Salah seorang anggota rombongan Asyari, bernama Dedek, selain penggila anggrek, dia adalah petani anggrek di Malang. Pada saya dia mengungkapkan fakta hal yang justru membuat saya sedih sebagai “orang kampung”. Di Singapura, jenis-jenis anggrek yang berhasil dibudidayakan dengan baik, sebetulnya banyak yang berasal dari Indonesia. “Di Indonesia sendiri, (kemudian) jadi langka dan mahal. Di alam (bebas) juga sudah nyaris sulit ditemui,” jelas dia. “Anggrek di alam itu yang paling bagus dan mahal. Tapi sekarang sudah sangat susah mencarinya.”

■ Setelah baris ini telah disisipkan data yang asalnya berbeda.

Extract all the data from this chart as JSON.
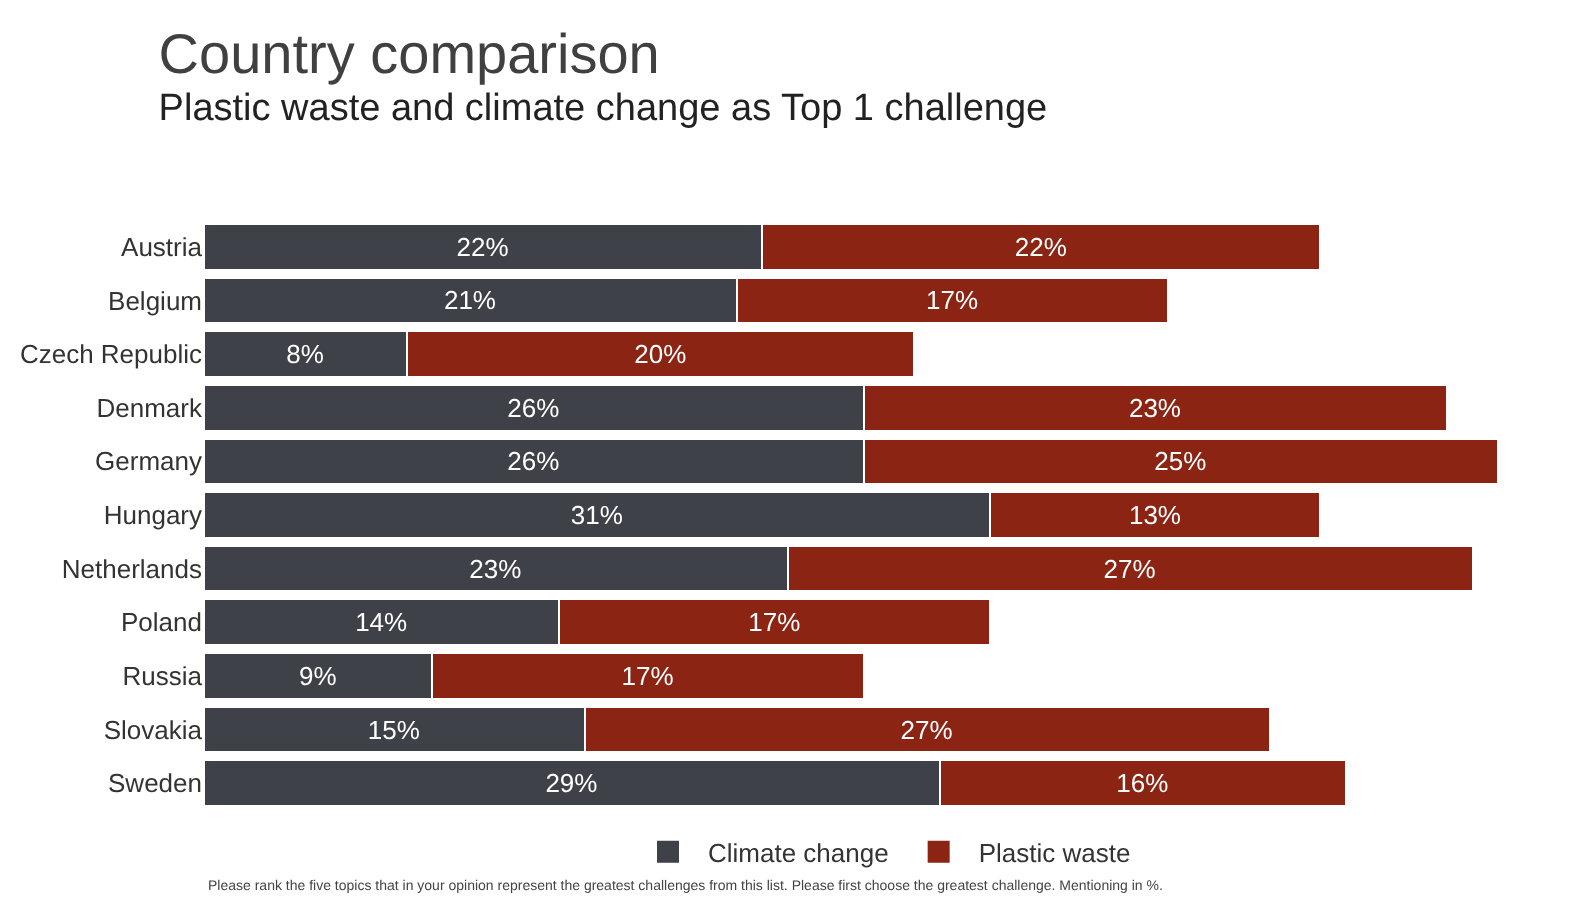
{
  "chart_data": {
    "type": "bar",
    "orientation": "horizontal",
    "stacked": true,
    "title": "Country comparison",
    "subtitle": "Plastic waste and climate change as Top 1 challenge",
    "categories": [
      "Austria",
      "Belgium",
      "Czech Republic",
      "Denmark",
      "Germany",
      "Hungary",
      "Netherlands",
      "Poland",
      "Russia",
      "Slovakia",
      "Sweden"
    ],
    "series": [
      {
        "name": "Climate change",
        "color": "#3f4148",
        "values": [
          22,
          21,
          8,
          26,
          26,
          31,
          23,
          14,
          9,
          15,
          29
        ],
        "value_labels": [
          "22%",
          "21%",
          "8%",
          "26%",
          "26%",
          "31%",
          "23%",
          "14%",
          "9%",
          "15%",
          "29%"
        ]
      },
      {
        "name": "Plastic waste",
        "color": "#8b2413",
        "values": [
          22,
          17,
          20,
          23,
          25,
          13,
          27,
          17,
          17,
          27,
          16
        ],
        "value_labels": [
          "22%",
          "17%",
          "20%",
          "23%",
          "25%",
          "13%",
          "27%",
          "17%",
          "17%",
          "27%",
          "16%"
        ]
      }
    ],
    "legend": "bottom",
    "annotations": [
      "Please rank the five topics that in your opinion represent the greatest challenges from this list. Please first choose the greatest challenge. Mentioning in %."
    ]
  }
}
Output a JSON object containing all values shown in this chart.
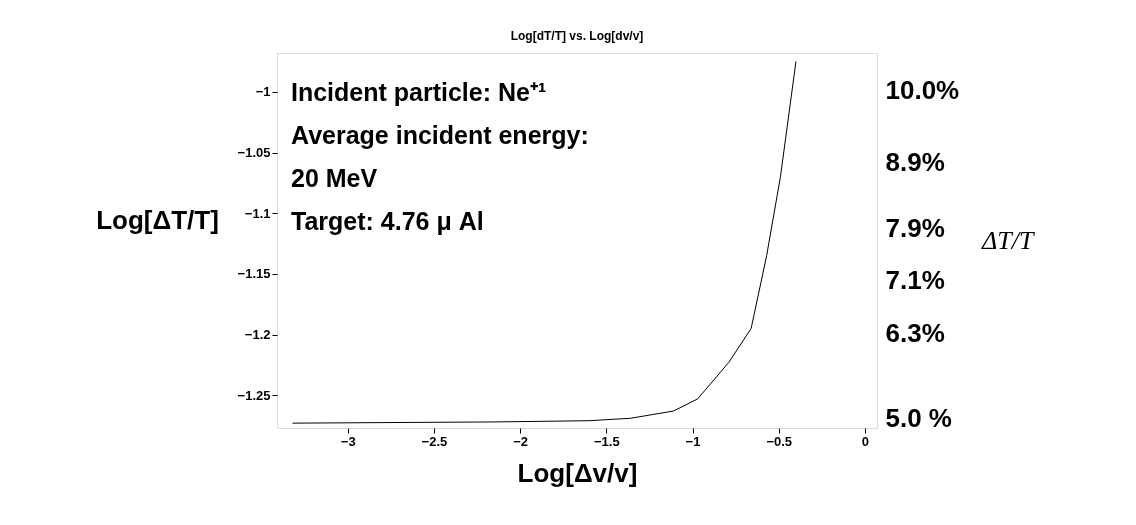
{
  "chart_data": {
    "type": "line",
    "title": "Log[dT/T] vs. Log[dv/v]",
    "xlabel": "Log[Δv/v]",
    "ylabel": "Log[ΔT/T]",
    "y2label": "ΔT/T",
    "x": [
      -3.32,
      -2.15,
      -1.6,
      -1.36,
      -1.11,
      -0.97,
      -0.79,
      -0.66,
      -0.57,
      -0.49,
      -0.4
    ],
    "series": [
      {
        "color": "#000000",
        "values": [
          -1.273,
          -1.272,
          -1.271,
          -1.269,
          -1.263,
          -1.253,
          -1.223,
          -1.195,
          -1.135,
          -1.07,
          -0.975
        ]
      }
    ],
    "xlim": [
      -3.41,
      0.07
    ],
    "xticks": [
      -3,
      -2.5,
      -2,
      -1.5,
      -1,
      -0.5,
      0
    ],
    "ylim": [
      -1.277,
      -0.968
    ],
    "yticks": [
      -1,
      -1.05,
      -1.1,
      -1.15,
      -1.2,
      -1.25
    ],
    "y2lim": [
      4.85,
      10.58
    ],
    "y2ticks": [
      {
        "value": 10,
        "label": "10.0%"
      },
      {
        "value": 8.9,
        "label": "8.9%"
      },
      {
        "value": 7.9,
        "label": "7.9%"
      },
      {
        "value": 7.1,
        "label": "7.1%"
      },
      {
        "value": 6.3,
        "label": "6.3%"
      },
      {
        "value": 5,
        "label": "5.0 %"
      }
    ],
    "annotations": [
      "Incident particle: Ne⁺¹",
      "Average incident energy:",
      "20 MeV",
      "Target: 4.76 μ Al"
    ],
    "grid": false,
    "marker": "none",
    "line_style": "solid"
  }
}
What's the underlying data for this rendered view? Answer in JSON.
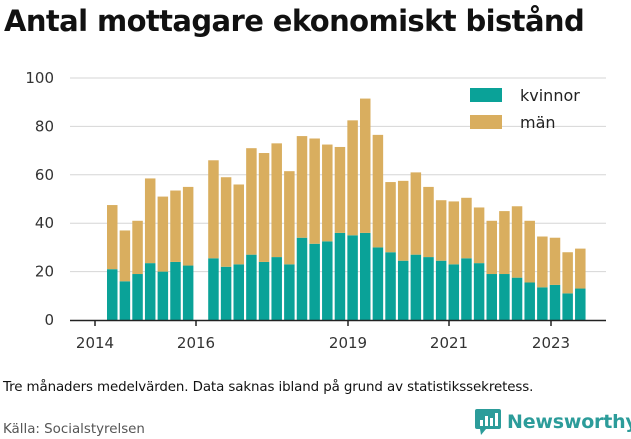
{
  "title": "Antal mottagare ekonomiskt bistånd",
  "caption": "Tre månaders medelvärden. Data saknas ibland på grund av statistikssekretess.",
  "source": "Källa: Socialstyrelsen",
  "brand": "Newsworthy",
  "colors": {
    "kvinnor": "#0aa298",
    "man": "#d9ae5f",
    "brand": "#2c9c9a"
  },
  "chart_data": {
    "type": "bar",
    "stacked": true,
    "y_ticks": [
      "0",
      "20",
      "40",
      "60",
      "80",
      "100"
    ],
    "x_ticks": [
      "2014",
      "2016",
      "2019",
      "2021",
      "2023"
    ],
    "ylim": [
      0,
      100
    ],
    "legend": "top-right",
    "grid": "horizontal",
    "series": [
      {
        "name": "kvinnor",
        "values": [
          21,
          16,
          19,
          23.5,
          20,
          24,
          22.5,
          null,
          25.5,
          22,
          23,
          27,
          24,
          26,
          23,
          34,
          31.5,
          32.5,
          36,
          35,
          36,
          30,
          28,
          24.5,
          27,
          26,
          24.5,
          23,
          25.5,
          23.5,
          19,
          19,
          17.5,
          15.5,
          13.5,
          14.5,
          11,
          13
        ]
      },
      {
        "name": "män",
        "values": [
          26.5,
          21,
          22,
          35,
          31,
          29.5,
          32.5,
          null,
          40.5,
          37,
          33,
          44,
          45,
          47,
          38.5,
          42,
          43.5,
          40,
          35.5,
          47.5,
          55.5,
          46.5,
          29,
          33,
          34,
          29,
          25,
          26,
          25,
          23,
          22,
          26,
          29.5,
          25.5,
          21,
          19.5,
          17,
          16.5
        ]
      }
    ]
  }
}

Saya masih ingat, ketika kaki-kaki ini masih ligat untuk berjalan mendaki bebukitan di gunung di kampung kami yang kami jelajahi: di antara pohon-pohon tinggi di dalam hutan, kami tidak susah melihat tanaman anggrek liar tumbuh subur tanpa diganggu. Kini, mungkin, seperti yang dikatakan Dedek, sudah sangat langka menemukan anggrek yang bisa tumbuh merdeka di alam liar. Yang lebih mengkhawatirkan saya, mungkin generasi Indonesia berikutnya yang ingin melihat anggrek, bakal berbondong-bondong ke Singapura. Hanya untuk mengenal anggrek.
(sultan yohana)
Foto, salah satu tanaman anggrek yang dipamerkan di Marina Garden by the Bay.